Since the reactions have exactly opposite effects on the population sizes, in order for the population sizes to be in a stable equilibrium, the expected firing rates of $T$ and $T'$ must be equal:

$\mathrm{rate}(T') = \mathrm{rate}(T)$

By mass action kinetics:

$\mathrm{rate}(T) = u [A] [B]$

$\mathrm{rate}(T') = v [C] [D]$

where $[X]$ means the concentration of $X.$

Hence at equilibrium:

$u [A] [B] = v [C] [D]$

So:

$\displaystyle{ \frac{[A][B]}{[C][D]} = \frac{v}{u} = K }$

where $K$ is the equilibrium constant for the reaction pair.

### Equilibrium solution for the formation and dissociation of a diatomic molecule

Let A be some type of atom, and let D = A2 be the diatomic form of A. Then consider the opposite reactions:

$A + A \stackrel{u}{\longrightarrow} D$

$D \stackrel{v}{\longrightarrow} A + A$

From the preceding analysis, at equilibrium the following relation holds:

$u [A]^2 = v [D]$

Let $N(A)$ and $N(B)$ be the population counts for A and B, and let

$N = N(A) + 2 N(D)$

be the total number of units of A in the system, whether they be in the form of atoms or diatoms.

The value of $N$ is an invariant property of the system. The reactions cannot change it, because they are just shuffling the units of A from one arrangement to the other.
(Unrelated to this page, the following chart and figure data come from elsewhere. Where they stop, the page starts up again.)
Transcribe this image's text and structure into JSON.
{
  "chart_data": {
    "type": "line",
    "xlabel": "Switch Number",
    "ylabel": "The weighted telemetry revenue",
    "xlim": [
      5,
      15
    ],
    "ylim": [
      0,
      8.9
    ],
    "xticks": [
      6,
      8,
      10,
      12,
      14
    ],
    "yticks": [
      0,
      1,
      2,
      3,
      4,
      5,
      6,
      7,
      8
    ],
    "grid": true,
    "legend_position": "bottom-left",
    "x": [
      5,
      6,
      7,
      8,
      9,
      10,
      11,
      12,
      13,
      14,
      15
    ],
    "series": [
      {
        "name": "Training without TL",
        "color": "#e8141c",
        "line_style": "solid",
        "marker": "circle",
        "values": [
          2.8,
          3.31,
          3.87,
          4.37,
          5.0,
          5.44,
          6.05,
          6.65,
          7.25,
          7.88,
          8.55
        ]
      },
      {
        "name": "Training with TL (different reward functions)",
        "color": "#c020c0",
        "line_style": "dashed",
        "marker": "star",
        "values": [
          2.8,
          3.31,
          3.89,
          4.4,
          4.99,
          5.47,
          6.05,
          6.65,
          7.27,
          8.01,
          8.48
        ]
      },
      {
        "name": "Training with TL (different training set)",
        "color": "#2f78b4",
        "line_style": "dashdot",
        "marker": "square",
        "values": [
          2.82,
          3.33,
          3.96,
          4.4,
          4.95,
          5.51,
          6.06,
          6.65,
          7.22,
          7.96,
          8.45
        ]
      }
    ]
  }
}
By way of contrast, $N(A)$ is not an invariant quantity.

Dividing this equation by the total volume $V$, we get:

$[N] = [A] + 2 [D]$

where $[N]$ is the concentration of the units of A.

Given a fixed value for $[N]$ and the rate constants $u$ and $v$, we can then solve for the concentrations at equilibrium:

$\displaystyle{u [A]^2 = v [D] = v ([N] - [A]) / 2 }$

$\displaystyle{2 u [A]^2 + v [A] - v [N] = 0 }$

$\displaystyle{[A] = (-v \pm \sqrt{v^2 + 8 u v [N]}) / 4 u }$

Since $[A]$ can’t be negative, only the positive square root is valid.

Here is the solution for the case where $u = v = 1$:

$\displaystyle{[A] = (\sqrt{8 [N] + 1} - 1) / 4 }$

$\displaystyle{[D] = ([N] - [A]) / 2 }$

### Conclusion

We’ve covered a lot of ground, starting with the introduction of the stochastic Petri net model, followed by a general discussion of reaction network dynamics, the mass action laws, and calculating equilibrium solutions for simple reaction networks.

We still have a number of topics to cover on our journey into the foundations, before being able to write informed programs to solve problems with stochastic Petri nets. Upcoming topics are (1) the deterministic rate equation for general reaction networks and its application to finding equilibrium solutions, and (2) an exploration of the stochastic dynamics of a Petri net. These are the themes that will support our upcoming software development.